Parker, who also served as the Speed Superintendent at the Bond County Fairgrounds in Greenville, Ill., once earned a job training for the great Frank Erwin. He also trained 25 horses for a group known as the Louisville Breeders.
‘He was just a friendly guy,’ Brown, a former driver himself, said. ‘I think that’s why he was so well-liked. He knew horses, now. A vet could work on a horse and not do much for it, and then Ray would work on the horse and get it right. He was pretty sharp.’
At one time, Parker held both of the track records at the Harrison County Fairgrounds.
Conrad’s horse, Sis’s Brother, gave Parker his trotting title and pacer CJ, clocked in a finish of 2:03 1/5 in 1961 to set a new mark.

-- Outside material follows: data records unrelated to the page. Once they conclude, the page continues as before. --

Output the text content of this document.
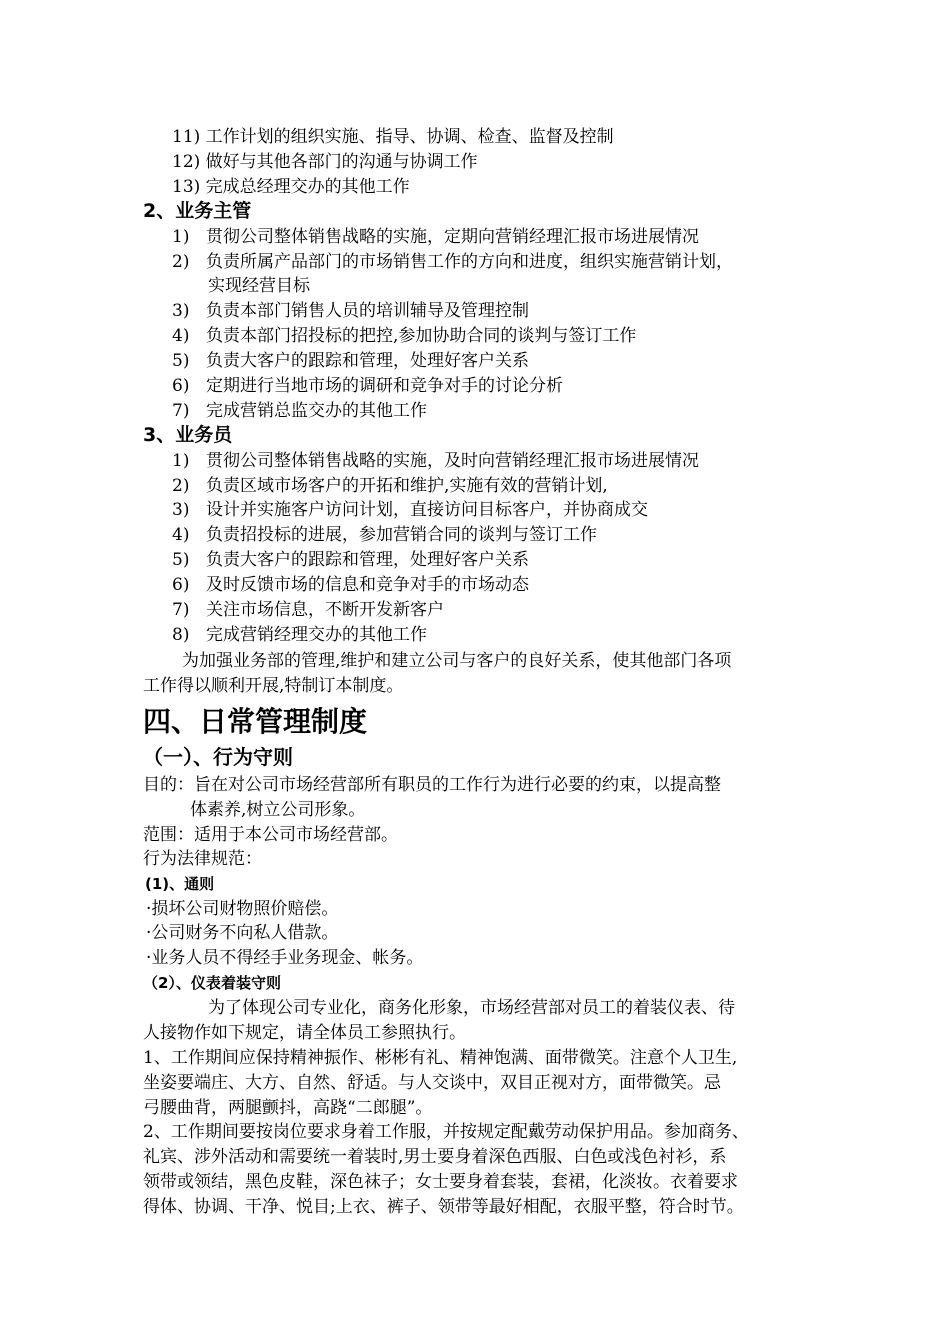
11) 工作计划的组织实施、指导、协调、检查、监督及控制
12) 做好与其他各部门的沟通与协调工作
13) 完成总经理交办的其他工作
2、业务主管
1) 贯彻公司整体销售战略的实施，定期向营销经理汇报市场进展情况
2) 负责所属产品部门的市场销售工作的方向和进度，组织实施营销计划，
实现经营目标
3) 负责本部门销售人员的培训辅导及管理控制
4) 负责本部门招投标的把控,参加协助合同的谈判与签订工作
5) 负责大客户的跟踪和管理，处理好客户关系
6) 定期进行当地市场的调研和竞争对手的讨论分析
7) 完成营销总监交办的其他工作
3、业务员
1) 贯彻公司整体销售战略的实施，及时向营销经理汇报市场进展情况
2) 负责区域市场客户的开拓和维护,实施有效的营销计划,
3) 设计并实施客户访问计划，直接访问目标客户，并协商成交
4) 负责招投标的进展，参加营销合同的谈判与签订工作
5) 负责大客户的跟踪和管理，处理好客户关系
6) 及时反馈市场的信息和竞争对手的市场动态
7) 关注市场信息，不断开发新客户
8) 完成营销经理交办的其他工作
为加强业务部的管理,维护和建立公司与客户的良好关系，使其他部门各项
工作得以顺利开展,特制订本制度。
四、日常管理制度
（一）、行为守则
目的：旨在对公司市场经营部所有职员的工作行为进行必要的约束，以提高整
体素养,树立公司形象。
范围：适用于本公司市场经营部。
行为法律规范：
(1)、通则
·损坏公司财物照价赔偿。
·公司财务不向私人借款。
·业务人员不得经手业务现金、帐务。
（2）、仪表着装守则
为了体现公司专业化，商务化形象，市场经营部对员工的着装仪表、待
人接物作如下规定，请全体员工参照执行。
1、工作期间应保持精神振作、彬彬有礼、精神饱满、面带微笑。注意个人卫生,
坐姿要端庄、大方、自然、舒适。与人交谈中，双目正视对方，面带微笑。忌
弓腰曲背，两腿颤抖，高跷“二郎腿”。
2、工作期间要按岗位要求身着工作服，并按规定配戴劳动保护用品。参加商务、
礼宾、涉外活动和需要统一着装时,男士要身着深色西服、白色或浅色衬衫，系
领带或领结，黑色皮鞋，深色袜子；女士要身着套装，套裙，化淡妆。衣着要求
得体、协调、干净、悦目;上衣、裤子、领带等最好相配，衣服平整，符合时节。
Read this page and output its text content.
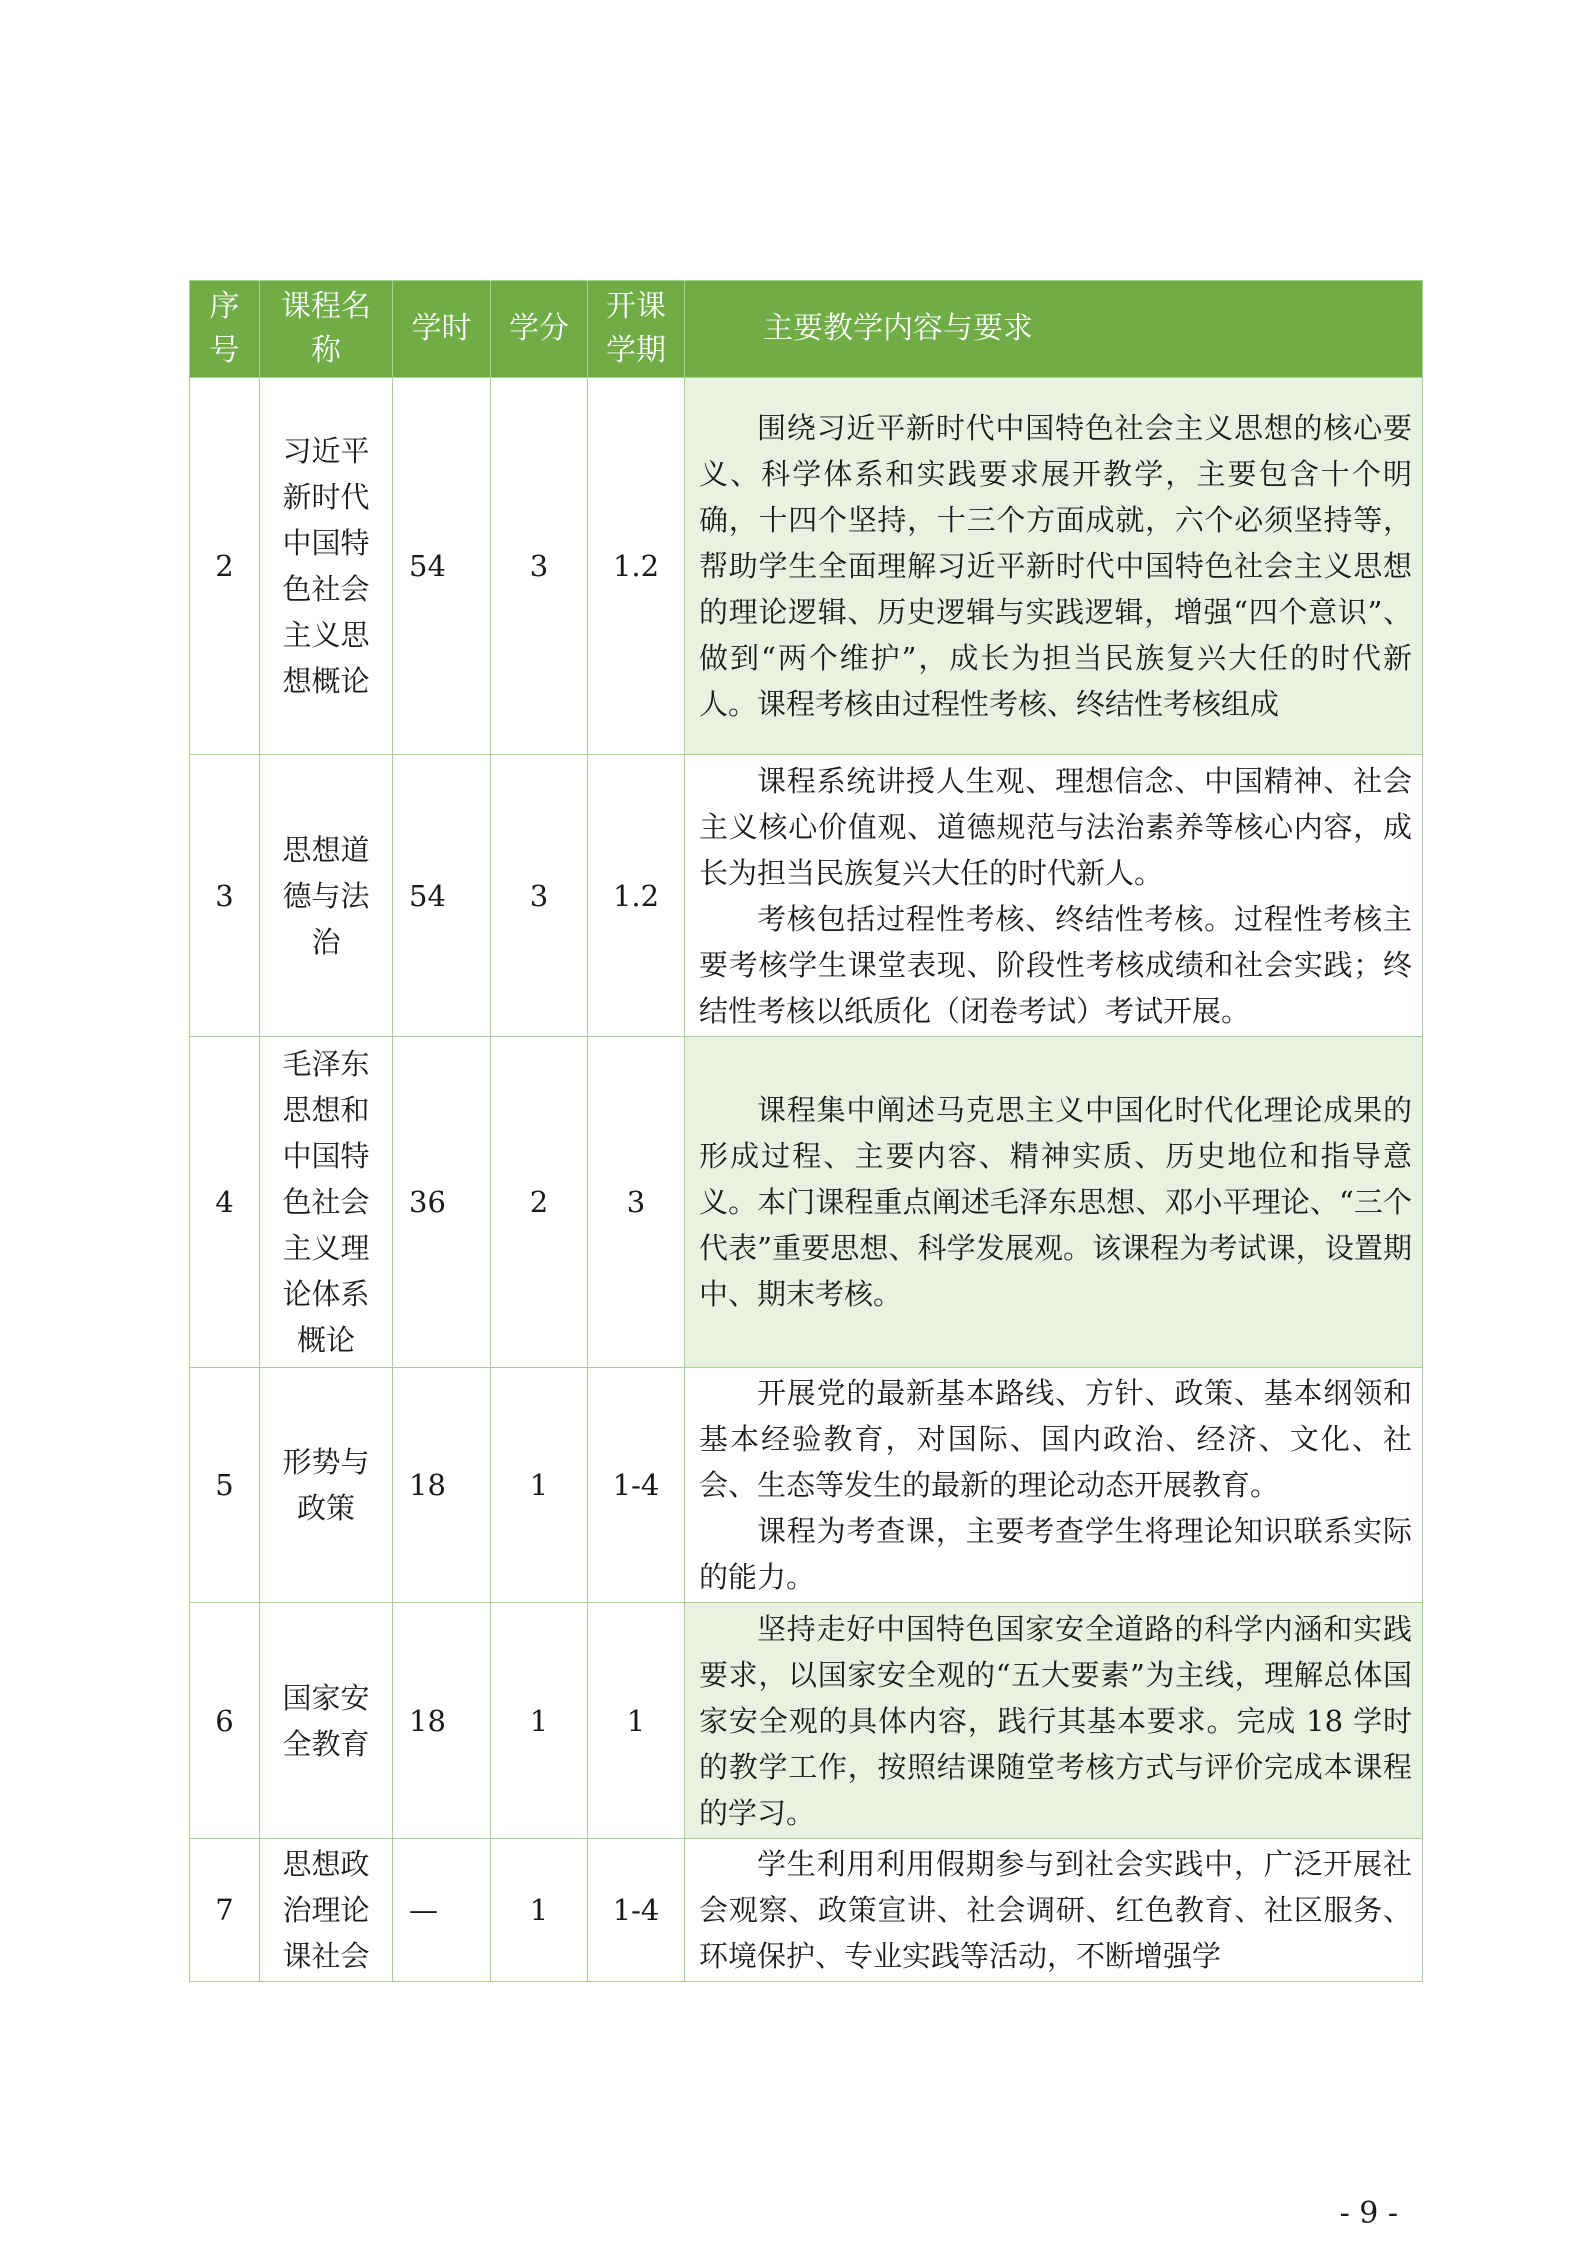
序号	课程名称	学时	学分	开课学期	主要教学内容与要求
2	习近平新时代中国特色社会主义思想概论	54	3	1.2	围绕习近平新时代中国特色社会主义思想的核心要义、科学体系和实践要求展开教学，主要包含十个明确，十四个坚持，十三个方面成就，六个必须坚持等，帮助学生全面理解习近平新时代中国特色社会主义思想的理论逻辑、历史逻辑与实践逻辑，增强“四个意识”、做到“两个维护”，成长为担当民族复兴大任的时代新人。课程考核由过程性考核、终结性考核组成

3	思想道德与法治	54	3	1.2	课程系统讲授人生观、理想信念、中国精神、社会主义核心价值观、道德规范与法治素养等核心内容，成长为担当民族复兴大任的时代新人。

考核包括过程性考核、终结性考核。过程性考核主要考核学生课堂表现、阶段性考核成绩和社会实践；终结性考核以纸质化（闭卷考试）考试开展。

4	毛泽东思想和中国特色社会主义理论体系概论	36	2	3	课程集中阐述马克思主义中国化时代化理论成果的形成过程、主要内容、精神实质、历史地位和指导意义。本门课程重点阐述毛泽东思想、邓小平理论、“三个代表”重要思想、科学发展观。该课程为考试课，设置期中、期末考核。

5	形势与政策	18	1	1-4	开展党的最新基本路线、方针、政策、基本纲领和基本经验教育，对国际、国内政治、经济、文化、社会、生态等发生的最新的理论动态开展教育。

课程为考查课，主要考查学生将理论知识联系实际的能力。

6	国家安全教育	18	1	1	坚持走好中国特色国家安全道路的科学内涵和实践要求，以国家安全观的“五大要素”为主线，理解总体国家安全观的具体内容，践行其基本要求。完成 18 学时的教学工作，按照结课随堂考核方式与评价完成本课程的学习。

7	思想政治理论课社会	—	1	1-4	学生利用利用假期参与到社会实践中，广泛开展社会观察、政策宣讲、社会调研、红色教育、社区服务、环境保护、专业实践等活动，不断增强学

- 9 -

Two years later, Juanita Hurst used CJ to set the standard at Corydon’s limestone track in 2:02 2/5.
CJ held the track record for more than two decades.
‘(Parker) was a good horseman and had a good pair of hands. He could drive a horse without making breaks and things like that,’ Hurst said.
Brown agreed: ‘When it came to driving, he was tough. He always said it’s best to keep a horse in its class. ‘You can’t always win every race,’ he’d tell some of the younger guys and then he’d go out and finish second, second, second. Then he’d sneak up and win one.